Concrete steps with concrete-capped cheek-walls ascend to the porticoes, while side steps descend about three feet to the ground floor entry areaways under the porticoes. The narrow yard between the porticoes is fenced from the driveway by heavy concrete posts strung through with a heavy iron chain, said by an elderly former student to be original to the school building.
While the front and rear facades are mostly glass, the end walls contain only one small window centered on each floor which is used to ventilate the restrooms. The concrete panels are inset at the end walls where windows and spandrels would occur, thus carrying through the facade pattern of pilaster columns, mullions, belt-courses, parapets and spandrel panels.
All of the rooms have thick reinforced concrete floors, walls, and ceilings as their original finished surface. Most rooms now have post-1950 types of acoustically absorbent suspended fiber ceiling tiles, and asphalt or vinyl-asbestos tile floors. The auditorium retains what may be the original incandescent lights, although most rooms have more recent fluorescent fixtures. All the restrooms were rebuilt after 1960.

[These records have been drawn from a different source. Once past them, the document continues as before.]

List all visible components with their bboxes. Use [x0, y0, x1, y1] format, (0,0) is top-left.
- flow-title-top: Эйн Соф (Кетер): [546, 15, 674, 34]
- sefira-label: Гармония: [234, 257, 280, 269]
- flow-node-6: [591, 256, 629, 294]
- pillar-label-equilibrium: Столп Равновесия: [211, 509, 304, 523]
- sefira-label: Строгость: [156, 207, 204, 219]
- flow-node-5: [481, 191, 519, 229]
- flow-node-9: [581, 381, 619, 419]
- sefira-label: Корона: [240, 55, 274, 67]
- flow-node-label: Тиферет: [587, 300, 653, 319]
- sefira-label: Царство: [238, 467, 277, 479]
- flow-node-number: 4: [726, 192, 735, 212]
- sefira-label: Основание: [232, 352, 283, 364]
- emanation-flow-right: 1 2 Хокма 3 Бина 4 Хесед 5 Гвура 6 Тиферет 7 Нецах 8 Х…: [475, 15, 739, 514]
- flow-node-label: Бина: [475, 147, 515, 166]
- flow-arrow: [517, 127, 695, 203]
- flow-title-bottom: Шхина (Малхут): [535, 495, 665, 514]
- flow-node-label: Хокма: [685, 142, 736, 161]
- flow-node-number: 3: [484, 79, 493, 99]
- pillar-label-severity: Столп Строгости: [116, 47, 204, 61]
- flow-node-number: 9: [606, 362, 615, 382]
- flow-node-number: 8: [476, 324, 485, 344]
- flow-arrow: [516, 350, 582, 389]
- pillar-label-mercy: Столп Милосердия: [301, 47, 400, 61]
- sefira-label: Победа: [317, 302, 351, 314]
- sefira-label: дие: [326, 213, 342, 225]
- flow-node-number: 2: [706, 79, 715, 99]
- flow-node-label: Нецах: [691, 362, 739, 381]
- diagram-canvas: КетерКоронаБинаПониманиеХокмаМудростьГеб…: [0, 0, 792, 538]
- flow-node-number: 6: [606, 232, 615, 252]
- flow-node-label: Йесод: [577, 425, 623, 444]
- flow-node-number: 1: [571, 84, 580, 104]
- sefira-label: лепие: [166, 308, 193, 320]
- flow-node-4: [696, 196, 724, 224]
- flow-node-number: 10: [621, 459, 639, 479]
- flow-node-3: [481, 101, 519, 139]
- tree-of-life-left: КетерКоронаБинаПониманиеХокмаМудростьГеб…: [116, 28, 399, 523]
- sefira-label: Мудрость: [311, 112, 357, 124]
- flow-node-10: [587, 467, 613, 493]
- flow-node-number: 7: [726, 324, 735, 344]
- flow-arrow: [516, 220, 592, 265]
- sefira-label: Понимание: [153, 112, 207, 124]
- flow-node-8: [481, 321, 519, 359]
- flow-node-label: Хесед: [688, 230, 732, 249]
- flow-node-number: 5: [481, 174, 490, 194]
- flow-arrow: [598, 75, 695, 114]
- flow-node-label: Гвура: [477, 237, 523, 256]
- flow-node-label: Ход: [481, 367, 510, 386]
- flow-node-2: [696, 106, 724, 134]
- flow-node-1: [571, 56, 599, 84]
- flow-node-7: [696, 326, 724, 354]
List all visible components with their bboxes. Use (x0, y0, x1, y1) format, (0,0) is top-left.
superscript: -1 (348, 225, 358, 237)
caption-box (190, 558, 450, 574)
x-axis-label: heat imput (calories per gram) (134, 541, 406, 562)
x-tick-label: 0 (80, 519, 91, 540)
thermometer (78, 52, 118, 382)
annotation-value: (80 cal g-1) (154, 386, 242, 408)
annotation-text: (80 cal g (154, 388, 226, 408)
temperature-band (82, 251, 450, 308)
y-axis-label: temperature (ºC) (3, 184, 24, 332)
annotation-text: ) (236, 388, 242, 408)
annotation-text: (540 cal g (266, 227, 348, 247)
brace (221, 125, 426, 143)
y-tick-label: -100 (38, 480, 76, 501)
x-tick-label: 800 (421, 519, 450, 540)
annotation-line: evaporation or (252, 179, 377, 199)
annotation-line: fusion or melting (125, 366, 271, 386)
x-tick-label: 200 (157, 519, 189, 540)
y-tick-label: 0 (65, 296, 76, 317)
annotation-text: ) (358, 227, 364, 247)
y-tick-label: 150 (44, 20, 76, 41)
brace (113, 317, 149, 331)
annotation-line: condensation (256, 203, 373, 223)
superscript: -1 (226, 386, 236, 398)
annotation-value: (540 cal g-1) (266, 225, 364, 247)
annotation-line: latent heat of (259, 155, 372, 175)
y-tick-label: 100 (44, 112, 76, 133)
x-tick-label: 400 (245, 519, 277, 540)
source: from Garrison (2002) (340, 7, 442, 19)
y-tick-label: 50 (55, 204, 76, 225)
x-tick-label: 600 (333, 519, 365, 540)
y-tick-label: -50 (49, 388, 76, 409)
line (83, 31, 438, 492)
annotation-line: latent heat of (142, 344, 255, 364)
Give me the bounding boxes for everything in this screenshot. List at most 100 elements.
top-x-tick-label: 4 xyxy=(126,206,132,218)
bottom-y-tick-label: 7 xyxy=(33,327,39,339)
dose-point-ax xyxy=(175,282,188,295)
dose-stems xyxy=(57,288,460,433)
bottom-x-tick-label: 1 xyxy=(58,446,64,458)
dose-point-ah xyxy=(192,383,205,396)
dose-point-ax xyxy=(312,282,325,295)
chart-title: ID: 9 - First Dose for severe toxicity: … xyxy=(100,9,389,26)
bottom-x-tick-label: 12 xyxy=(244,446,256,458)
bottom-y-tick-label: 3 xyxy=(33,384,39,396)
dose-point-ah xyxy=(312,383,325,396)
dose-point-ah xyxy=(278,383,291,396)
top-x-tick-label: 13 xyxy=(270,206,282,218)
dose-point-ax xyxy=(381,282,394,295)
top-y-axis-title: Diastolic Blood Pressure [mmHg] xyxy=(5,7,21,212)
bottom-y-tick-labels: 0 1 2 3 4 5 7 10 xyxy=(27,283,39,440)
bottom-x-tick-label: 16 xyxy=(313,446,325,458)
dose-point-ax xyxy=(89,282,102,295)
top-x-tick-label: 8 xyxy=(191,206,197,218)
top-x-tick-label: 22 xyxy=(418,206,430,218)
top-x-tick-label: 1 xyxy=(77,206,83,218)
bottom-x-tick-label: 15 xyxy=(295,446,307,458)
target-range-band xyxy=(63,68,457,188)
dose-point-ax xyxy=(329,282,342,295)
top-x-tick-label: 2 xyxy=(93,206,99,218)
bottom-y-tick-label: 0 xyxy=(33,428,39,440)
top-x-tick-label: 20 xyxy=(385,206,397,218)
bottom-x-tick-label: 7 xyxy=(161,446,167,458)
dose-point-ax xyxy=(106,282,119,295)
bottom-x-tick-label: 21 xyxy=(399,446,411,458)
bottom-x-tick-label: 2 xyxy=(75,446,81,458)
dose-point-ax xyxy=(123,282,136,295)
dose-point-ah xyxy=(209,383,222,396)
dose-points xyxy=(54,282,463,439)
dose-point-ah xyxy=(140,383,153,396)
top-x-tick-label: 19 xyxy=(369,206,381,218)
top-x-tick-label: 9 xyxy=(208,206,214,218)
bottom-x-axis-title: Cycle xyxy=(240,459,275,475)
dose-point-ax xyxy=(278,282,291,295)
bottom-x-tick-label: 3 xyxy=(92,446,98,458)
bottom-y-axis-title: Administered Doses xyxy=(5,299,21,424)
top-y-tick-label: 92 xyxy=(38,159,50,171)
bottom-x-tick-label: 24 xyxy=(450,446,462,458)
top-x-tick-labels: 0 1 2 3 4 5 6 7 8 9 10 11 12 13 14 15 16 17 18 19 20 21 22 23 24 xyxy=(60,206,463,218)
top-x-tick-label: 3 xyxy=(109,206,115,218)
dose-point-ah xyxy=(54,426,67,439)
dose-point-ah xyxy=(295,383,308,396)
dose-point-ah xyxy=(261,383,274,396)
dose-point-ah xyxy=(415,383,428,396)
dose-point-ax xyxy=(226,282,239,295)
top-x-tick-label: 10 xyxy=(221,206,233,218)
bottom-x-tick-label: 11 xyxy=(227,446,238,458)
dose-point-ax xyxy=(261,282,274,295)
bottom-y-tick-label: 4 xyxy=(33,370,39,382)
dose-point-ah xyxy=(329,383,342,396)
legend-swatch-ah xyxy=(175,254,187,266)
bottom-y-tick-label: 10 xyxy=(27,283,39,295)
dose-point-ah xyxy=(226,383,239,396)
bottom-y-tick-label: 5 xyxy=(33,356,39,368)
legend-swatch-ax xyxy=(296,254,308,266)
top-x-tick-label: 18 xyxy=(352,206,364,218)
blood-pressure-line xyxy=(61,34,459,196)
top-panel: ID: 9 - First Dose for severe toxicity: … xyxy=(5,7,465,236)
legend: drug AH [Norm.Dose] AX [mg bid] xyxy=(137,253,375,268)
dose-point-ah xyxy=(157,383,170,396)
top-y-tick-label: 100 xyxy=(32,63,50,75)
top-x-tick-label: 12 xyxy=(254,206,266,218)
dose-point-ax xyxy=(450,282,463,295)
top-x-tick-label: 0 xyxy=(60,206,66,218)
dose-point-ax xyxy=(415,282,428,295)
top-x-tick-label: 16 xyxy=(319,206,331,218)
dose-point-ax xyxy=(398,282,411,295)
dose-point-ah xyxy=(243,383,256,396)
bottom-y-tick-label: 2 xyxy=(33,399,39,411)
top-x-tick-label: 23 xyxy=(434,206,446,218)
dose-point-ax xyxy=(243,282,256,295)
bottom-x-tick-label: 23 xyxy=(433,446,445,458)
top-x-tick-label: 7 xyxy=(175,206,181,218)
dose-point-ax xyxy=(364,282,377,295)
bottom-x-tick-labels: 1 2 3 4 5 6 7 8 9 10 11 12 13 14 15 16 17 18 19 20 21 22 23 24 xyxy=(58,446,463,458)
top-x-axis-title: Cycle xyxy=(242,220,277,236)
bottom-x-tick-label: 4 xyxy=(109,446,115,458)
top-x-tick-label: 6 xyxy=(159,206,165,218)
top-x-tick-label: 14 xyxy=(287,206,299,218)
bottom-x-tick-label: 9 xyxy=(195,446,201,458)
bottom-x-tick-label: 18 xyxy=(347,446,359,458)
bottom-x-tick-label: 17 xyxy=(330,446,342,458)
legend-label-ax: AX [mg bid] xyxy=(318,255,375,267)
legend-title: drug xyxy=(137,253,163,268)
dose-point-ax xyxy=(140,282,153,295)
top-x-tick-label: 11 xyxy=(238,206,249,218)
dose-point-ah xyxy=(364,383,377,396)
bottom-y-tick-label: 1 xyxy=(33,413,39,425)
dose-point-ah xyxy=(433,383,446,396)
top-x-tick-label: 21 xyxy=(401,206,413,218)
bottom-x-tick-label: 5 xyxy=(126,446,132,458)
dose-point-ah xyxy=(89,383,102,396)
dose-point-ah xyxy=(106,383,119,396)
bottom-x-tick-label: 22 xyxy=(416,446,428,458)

Each floor features a long central hallway terminating in a restroom at each end and flanked by rows of identical classrooms. Only the third floor varies from this arrangement since the large auditorium occupies the center of this level. The stage is in excellent original condition, but the seating has been removed, and the auditorium is now used principally as a library. One rear corner has been enclosed by temporary, eight-foot-high partitions to create a room approximately twenty feet square. There are two stairways, one at each end opposite the entrances; they too are constructed of solid concrete.
Other alterations to the school include moving the small principal's office to a main floor classroom and converting three basement classrooms into a cafeteria in 1948. Otherwise, the school survives in remarkably original condition.
The school was originally surrounded by a tall chain-link fence which was locked each night at 8. Today only the concrete posts marking the rear and south gates remain.